CBA to present LPTV, Class A diversity ownership report to members of Congress
April 28, 2009
The Community Broadcasters Association this will meet with eight members of Congress to make the case that Class A and LPTV stations surpass the expectations the government has for broadcasters to promote station ownership by women and minorities.
The association will present a newly released report to members of Congress illustrating that Class A and LPTV stations are democratizing the airwaves. Based on the results of a Web-based survey conducted between Nov. 17 and Dec. 16, 2008, the report is intended to open the eyes of lawmakers and regulators, who regularly advocate for new laws and rules to increase ownership of broadcast stations by women and minorities, to a broadcast service that’s often overlooked or marginalized.
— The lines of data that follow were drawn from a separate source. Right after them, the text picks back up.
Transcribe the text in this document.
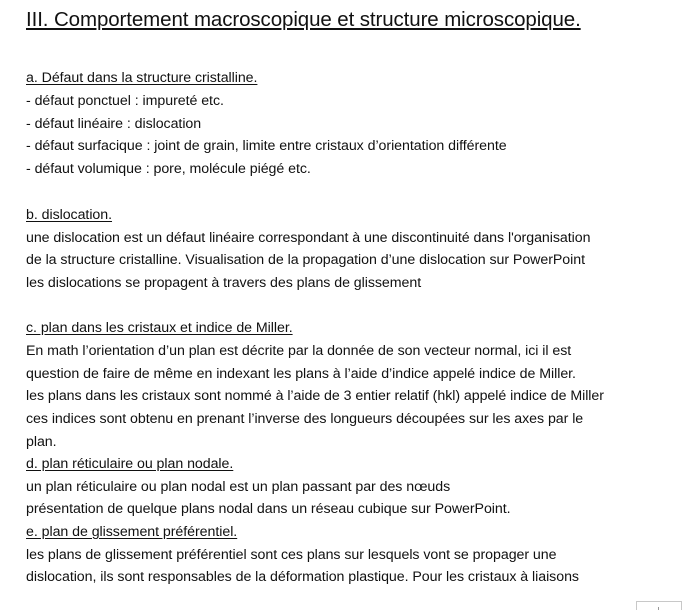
III. Comportement macroscopique et structure microscopique.
a. Défaut dans la structure cristalline.
- défaut ponctuel : impureté etc.
- défaut linéaire : dislocation
- défaut surfacique : joint de grain, limite entre cristaux d’orientation différente
- défaut volumique : pore, molécule piégé etc.
b. dislocation.
une dislocation est un défaut linéaire correspondant à une discontinuité dans l'organisation
de la structure cristalline. Visualisation de la propagation d’une dislocation sur PowerPoint
les dislocations se propagent à travers des plans de glissement
c. plan dans les cristaux et indice de Miller.
En math l’orientation d’un plan est décrite par la donnée de son vecteur normal, ici il est
question de faire de même en indexant les plans à l’aide d’indice appelé indice de Miller.
les plans dans les cristaux sont nommé à l’aide de 3 entier relatif (hkl) appelé indice de Miller
ces indices sont obtenu en prenant l’inverse des longueurs découpées sur les axes par le
plan.
d. plan réticulaire ou plan nodale.
un plan réticulaire ou plan nodal est un plan passant par des nœuds
présentation de quelque plans nodal dans un réseau cubique sur PowerPoint.
e. plan de glissement préférentiel.
les plans de glissement préférentiel sont ces plans sur lesquels vont se propager une
dislocation, ils sont responsables de la déformation plastique. Pour les cristaux à liaisons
Greg Herman, CBA VP of technology, reviewed and discussed the report, “Diversity Defined,” April 21 with “HD Technology Update” outside during the NAB Show. Among the findings presented in the report:
- 45 percent of Class A and LPTV stations are owned or partially owned by a minority.
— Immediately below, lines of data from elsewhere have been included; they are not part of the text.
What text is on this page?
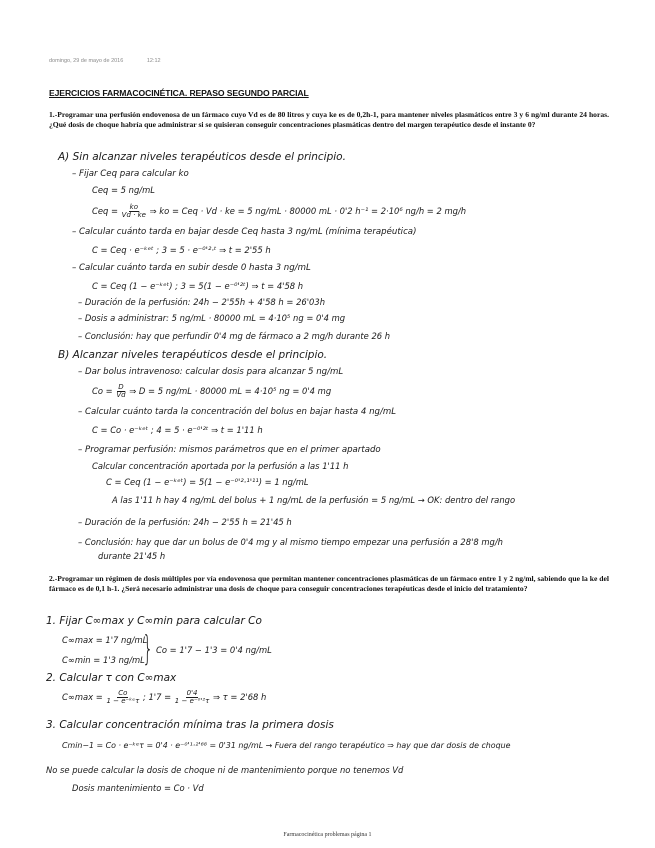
domingo, 29 de mayo de 2016	12:12
EJERCICIOS FARMACOCINÉTICA. REPASO SEGUNDO PARCIAL
1.-Programar una perfusión endovenosa de un fármaco cuyo Vd es de 80 litros y cuya ke es de 0,2h-1, para mantener niveles plasmáticos entre 3 y 6 ng/ml durante 24 horas. ¿Qué dosis de choque habría que administrar si se quisieran conseguir concentraciones plasmáticas dentro del margen terapéutico desde el instante 0?
A) Sin alcanzar niveles terapéuticos desde el principio.
– Fijar Ceq para calcular ko
Ceq = 5 ng/mL
Ceq = $\frac{ko}{Vd \cdot ke}$ ⇒ ko = Ceq · Vd · ke = 5 ng/mL · 80000 mL · 0'2 h⁻¹ = 2·10⁶ ng/h = 2 mg/h
– Calcular cuánto tarda en bajar desde Ceq hasta 3 ng/mL (mínima terapéutica)
C = Ceq · e⁻ᵏᵉᵗ ; 3 = 5 · e⁻⁰'²·ᵗ ⇒ t = 2'55 h
– Calcular cuánto tarda en subir desde 0 hasta 3 ng/mL
C = Ceq (1 − e⁻ᵏᵉᵗ) ; 3 = 5(1 − e⁻⁰'²ᵗ) ⇒ t = 4'58 h
– Duración de la perfusión: 24h − 2'55h + 4'58 h = 26'03h
– Dosis a administrar: 5 ng/mL · 80000 mL = 4·10⁵ ng = 0'4 mg
– Conclusión: hay que perfundir 0'4 mg de fármaco a 2 mg/h durante 26 h
B) Alcanzar niveles terapéuticos desde el principio.
– Dar bolus intravenoso: calcular dosis para alcanzar 5 ng/mL
$Co = \frac{D}{Vd}$ ⇒ D = 5 ng/mL · 80000 mL = 4·10⁵ ng = 0'4 mg
– Calcular cuánto tarda la concentración del bolus en bajar hasta 4 ng/mL
C = Co · e⁻ᵏᵉᵗ ; 4 = 5 · e⁻⁰'²ᵗ ⇒ t = 1'11 h
– Programar perfusión: mismos parámetros que en el primer apartado
Calcular concentración aportada por la perfusión a las 1'11 h
C = Ceq (1 − e⁻ᵏᵉᵗ) = 5(1 − e⁻⁰'²·¹'¹¹) = 1 ng/mL
A las 1'11 h hay 4 ng/mL del bolus + 1 ng/mL de la perfusión = 5 ng/mL → OK: dentro del rango
– Duración de la perfusión: 24h − 2'55 h = 21'45 h
– Conclusión: hay que dar un bolus de 0'4 mg y al mismo tiempo empezar una perfusión a 28'8 mg/h
durante 21'45 h
2.-Programar un régimen de dosis múltiples por vía endovenosa que permitan mantener concentraciones plasmáticas de un fármaco entre 1 y 2 ng/ml, sabiendo que la ke del fármaco es de 0,1 h-1. ¿Será necesario administrar una dosis de choque para conseguir concentraciones terapéuticas desde el inicio del tratamiento?
1. Fijar C∞max y C∞min para calcular Co
C∞max = 1'7 ng/mL
C∞min = 1'3 ng/mL
} Co = 1'7 − 1'3 = 0'4 ng/mL
2. Calcular τ con C∞max
$C\infty\max = \frac{Co}{\text{1 − e⁻ᵏᵉτ}}$ ; $1'7 = \frac{0'4}{\text{1 − e⁻⁰'²τ}}$ ⇒ τ = 2'68 h
3. Calcular concentración mínima tras la primera dosis
Cmin−1 = Co · e⁻ᵏᵉτ = 0'4 · e⁻⁰'¹·²'⁶⁸ = 0'31 ng/mL → Fuera del rango terapéutico ⇒ hay que dar dosis de choque
No se puede calcular la dosis de choque ni de mantenimiento porque no tenemos Vd
Dosis mantenimiento = Co · Vd
Farmacocinética problemas página 1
- Of stations with minority ownership, 43 percent own more than half; 6 percent own 26 percent to 50 percent; and half own 1 percent to 25 percent.
- In terms of the ethnicity of stations owners, 34 percent are multiracial or other; 25 percent are Caucasian; 24 percent are Hispanic; 10 percent are Black/African American; 3 percent are Asian/Pacific Islander; and 3 percent are Native American.
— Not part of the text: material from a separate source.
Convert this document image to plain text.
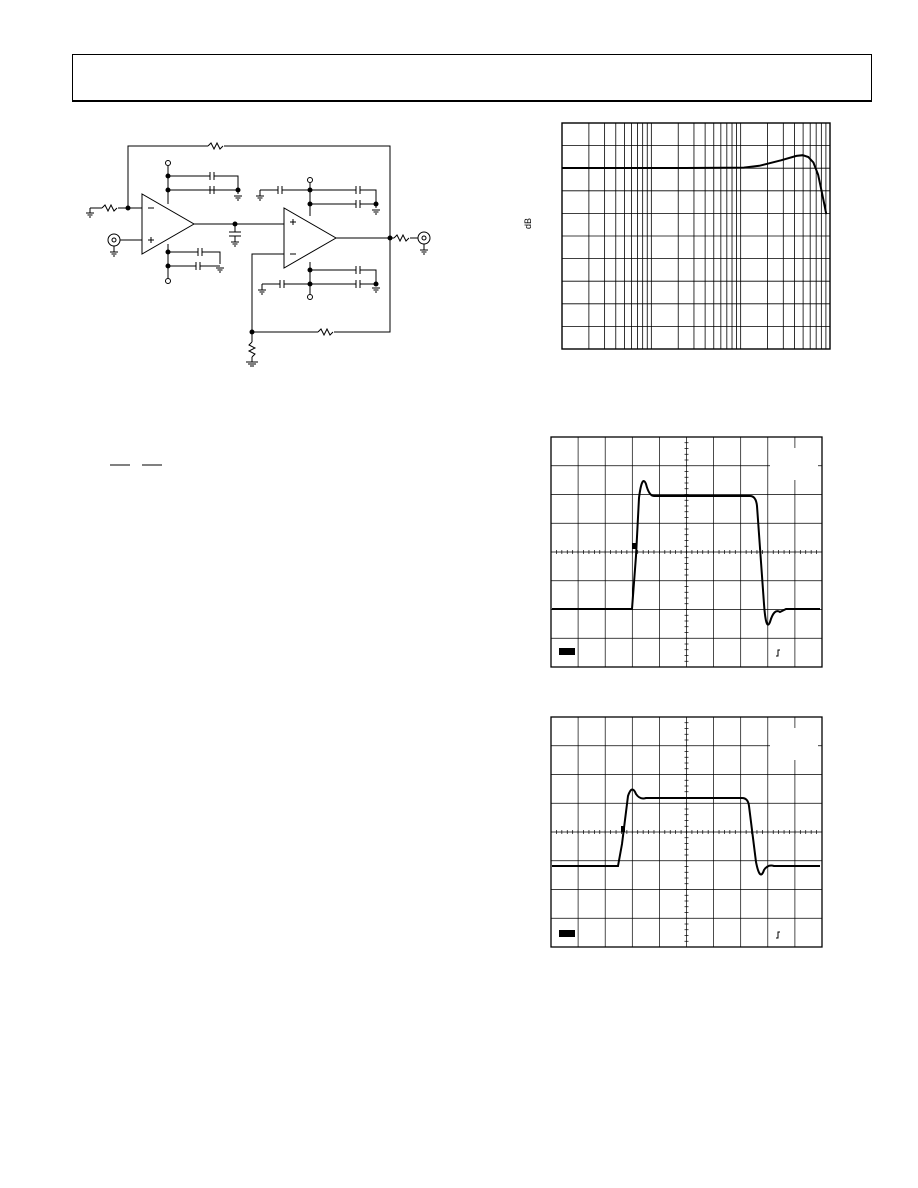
dB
One of the goals of the meetings is to demonstrate to lawmakers that Class A and LPTV stations already are accomplishing the government’s goals for diversity of ownership and that without appropriate legal and regulatory relief on several fronts, the ability of these stations to remain vital and continue fulfilling this diversity goal is threatened.
Specifically, the association is seeking government help to get access to cable carriage; money to aid with the conversion to DTV service; and authorization to begin offering alternate services to conventional TV broadcasting.